Examining Critical State Cannabis Ballot Measures Ahead of the 2020 Election
By Nick Etten, VP of Government Affairs, Acreage Holdings
With the 2020 election now only two months away, many cannabis advocates have their eyes on the presidential and Congressional races to signal further progress in the legalization movement.
Outside of those federal elections, there are a number of state ballot measures to legalize forms of medical or adult-use sales. In this cycle alone, New Jersey, Arizona, South Dakota and Montana will all be voting on legalization of adult-use cannabis, while Nebraska and Mississippi will be holding a referendum on medical sales.
Today, we want to take a look at two of these ballot measures, New Jersey and Arizona, and discuss the impact they could have beyond their own state borders.
After attempting and failing to legalize cannabis via the state legislature over the past two years, New Jersey has decided to put cannabis legalization directly in the hands of voters.
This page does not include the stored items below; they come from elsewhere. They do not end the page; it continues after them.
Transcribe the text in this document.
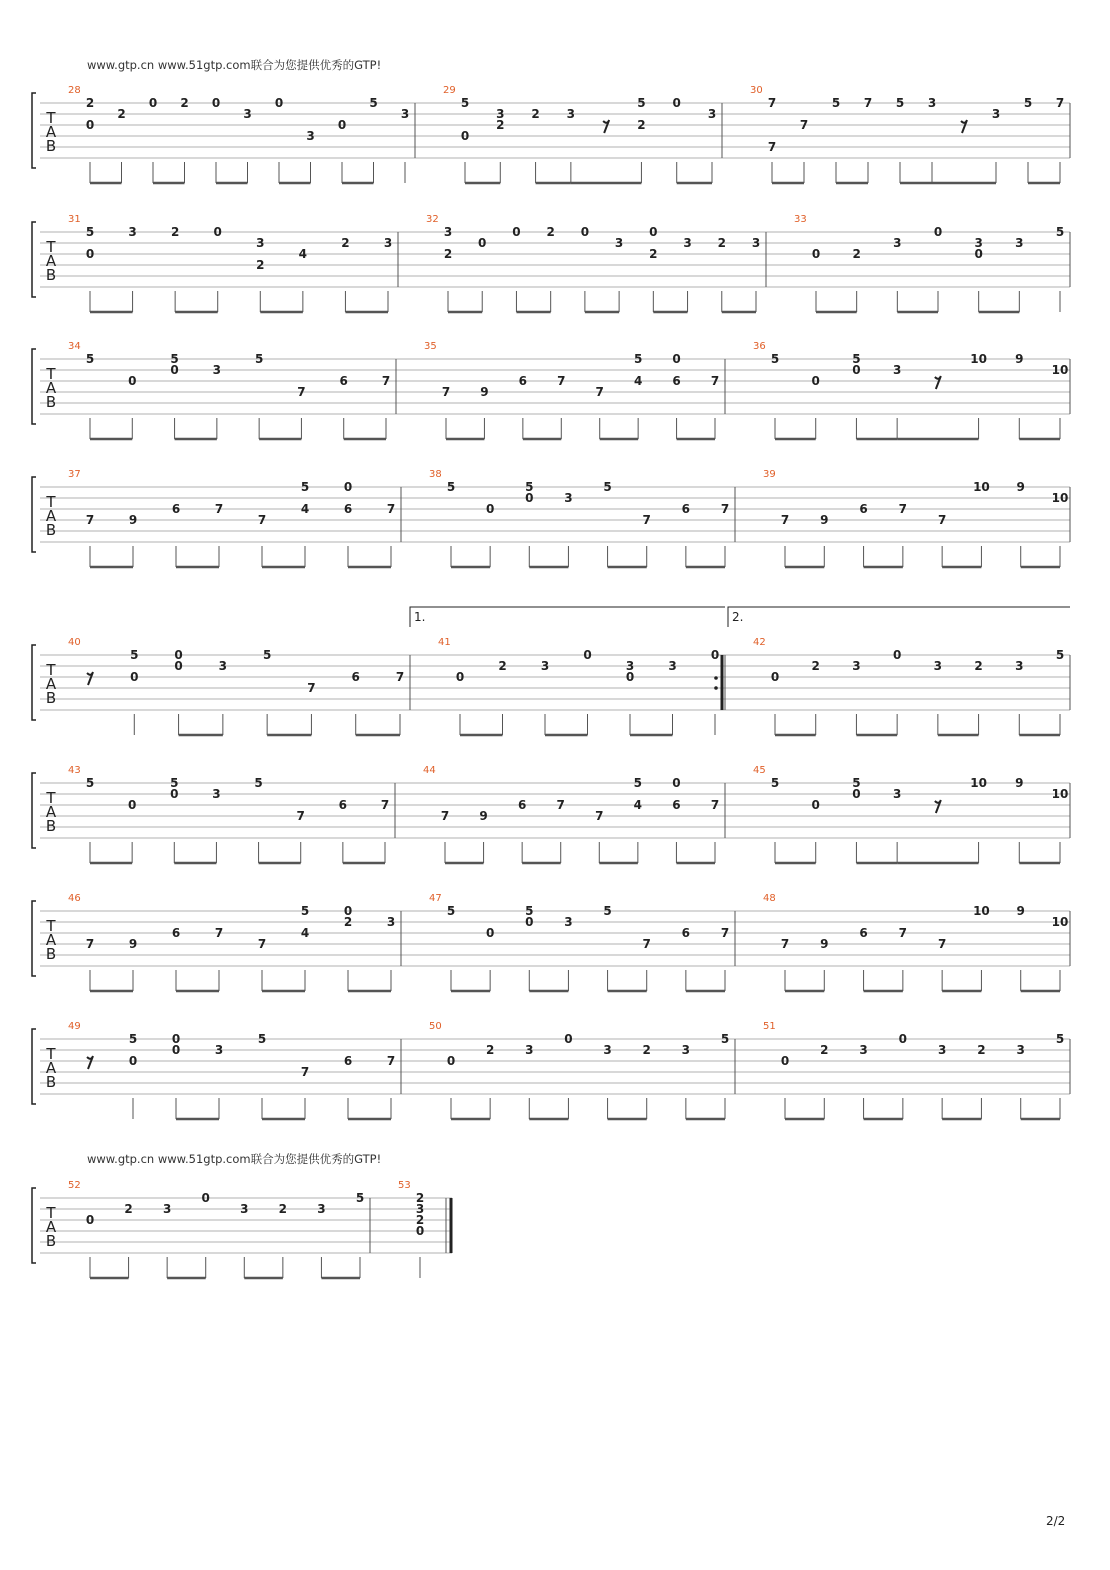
www.gtp.cn www.51gtp.com联合为您提供优秀的GTP!
www.gtp.cn www.51gtp.com联合为您提供优秀的GTP!
2/2
T
A
B
28
2
0
2
0 2 0
3
0
3
0
5
3
29
5
0
3
2
2 3
5
2
0
3
30
7
7
7
5 7 5 3
3
5 7
T
A
B
31
5
0
3	2	0
3
2
4
2	3
32
3
2
0
0 2 0
3
0
2
3 2 3
33
0	2
3
0
3
0
3
5
T
A
B
34
5
0
5
0	3
5
7
6	7
35
7	9
6	7
7
5
4
0
6	7
36
5
0
5
0	3
10 9
10
T
A
B
37
7	9
6	7
7
5
4
0
6	7
38
5
0
5
0	3
5
7
6	7
39
7	9
6	7
7
10 9
10
T
A
B
40
5
0
0
0	3
5
7
6	7
41
0
2	3
0
3
0
3
0
42
0
2	3
0
3	2	3
5
T
A
B
43
5
0
5
0	3
5
7
6	7
44
7	9
6	7
7
5
4
0
6	7
45
5
0
5
0	3
10 9
10
T
A
B
46
7	9
6	7
7
5
4
0
2	3
47
5
0
5
0	3
5
7
6	7
48
7	9
6	7
7
10 9
10
T
A
B
49
5
0
0
0	3
5
7
6	7
50
0
2	3
0
3	2	3
5
51
0
2	3
0
3	2	3
5
T
A
B
52
0
2	3
0
3	2	3
5
53
2
3
2
0
1.	2.
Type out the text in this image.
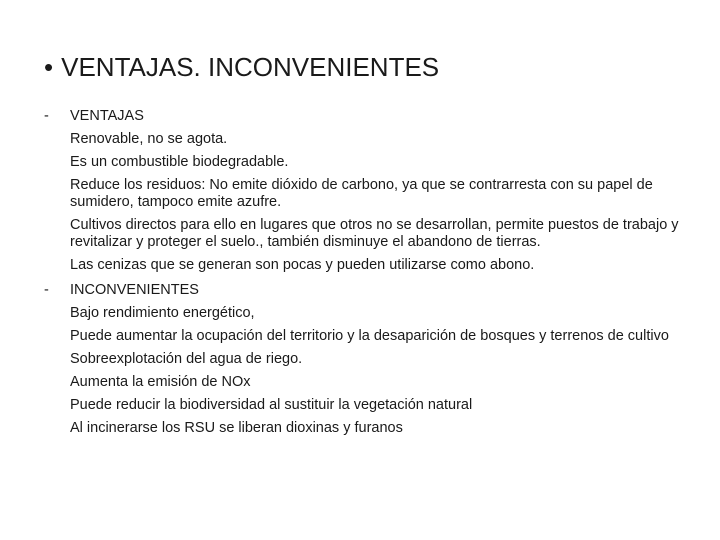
• VENTAJAS. INCONVENIENTES
- VENTAJAS
Renovable, no se agota.
Es un combustible biodegradable.
Reduce los residuos: No emite dióxido de carbono, ya que se contrarresta con su papel de sumidero, tampoco emite azufre.
Cultivos directos para ello en lugares que otros no se desarrollan, permite puestos de trabajo y revitalizar y proteger el suelo., también disminuye el abandono de tierras.
Las cenizas que se generan son pocas y pueden utilizarse como abono.
- INCONVENIENTES
Bajo rendimiento energético,
Puede aumentar la ocupación del territorio y la desaparición de bosques y terrenos de cultivo
Sobreexplotación del agua de riego.
Aumenta la emisión de NOx
Puede reducir la biodiversidad al sustituir la vegetación natural
Al incinerarse los RSU se liberan dioxinas y furanos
While adult-use legalization would bring a profound shift in cannabis access in the Garden State, it could trigger an even larger shift for the entire Northeast.
New Jersey finally ripping off the band-aid of legalizing recreational cannabis will put an immense amount of pressure on neighboring states New York, Pennsylvania, and Connecticut to do the same.
New Jersey’s multiple attempts to legalize adult-use cannabis have been mirrored by New York. New York’s state government, led by Gov. Andrew Cuomo, has resolved to legalize adult-use cannabis, but has stalled in hammering out the details. In Pennsylvania, Gov. Tom Wolf has inched closer and closer to recreational cannabis, while greatly expanding his state’s medical program into one of the fastest growing in the country.
The sheer amount of commuting and travel between New Jersey and the New York and Philadelphia metropolitan areas creates major incentive for New York and Pennsylvania to quickly legalize and not miss out on major tax revenues to New Jersey.
Gov. Cuomo has already said as much via his October 2019 Regional Cannabis Regulation Summit, which he co-hosted with Governors Phil Murphy (NJ), Ned Lamont (CT) and Tom Wolf (PA).
Arizona has flirted with adult-use cannabis sales in previous election cycles, but this year the state seems poised to legalize it via ballot measure. Providing access to legal and safe adult-use cannabis to the state’s population of 7.2 million people is notable, but its impact extends beyond that to a national scale.
While a Democrat-led House of Representatives has stepped up for cannabis reform in a big way, the more conservative U.S. Senate has lagged far behind. The SAFE Banking Act, for example, passed the House with overwhelming bi-partisan support but stalled in the Senate and has yet to even see a vote, and we expect the same to happen with the broader reaching MORE Act later this month.
The legalization of adult-use cannabis in Arizona has the potential to change that. Arizona is a historically conservative state that usually sends two Republican senators to Congress. By legalizing recreational cannabis in the state, those Senators now have a vested interest in the industry. Their state will be receiving much needed tax revenue from cannabis sales and their constituents sending them to the Senate every six years will expect them to pursue reform. If they go against the will of the people, they will risk losing their seats.
“The legalization of adult-use cannabis in Arizona has the potential to change that. As a historically conservative state that usually sends two Republican senators to Congress. By legalizing recreational cannabis in the state, those Senators now have a vested interest in the industry.”
All of a sudden, with potentially two more conservative Senators on the side of the cannabis movement, that represents a major shift for the cannabis movement in Congress.
To conclude, while many throughout the country are pinning their hopes on a Biden presidency to advance the cause of cannabis legalization, it is important to not overlook the power that state referendums have to shift the balance of power. It was only eight years ago that Colorado and Washington become the first two states to vote in favor of legalizing adult use cannabis, and that set off a domino effect that has led to a wave of legalization throughout the country. New Jersey and Arizona represent a similar catalyst that can lead the legalization movement to even greater heights.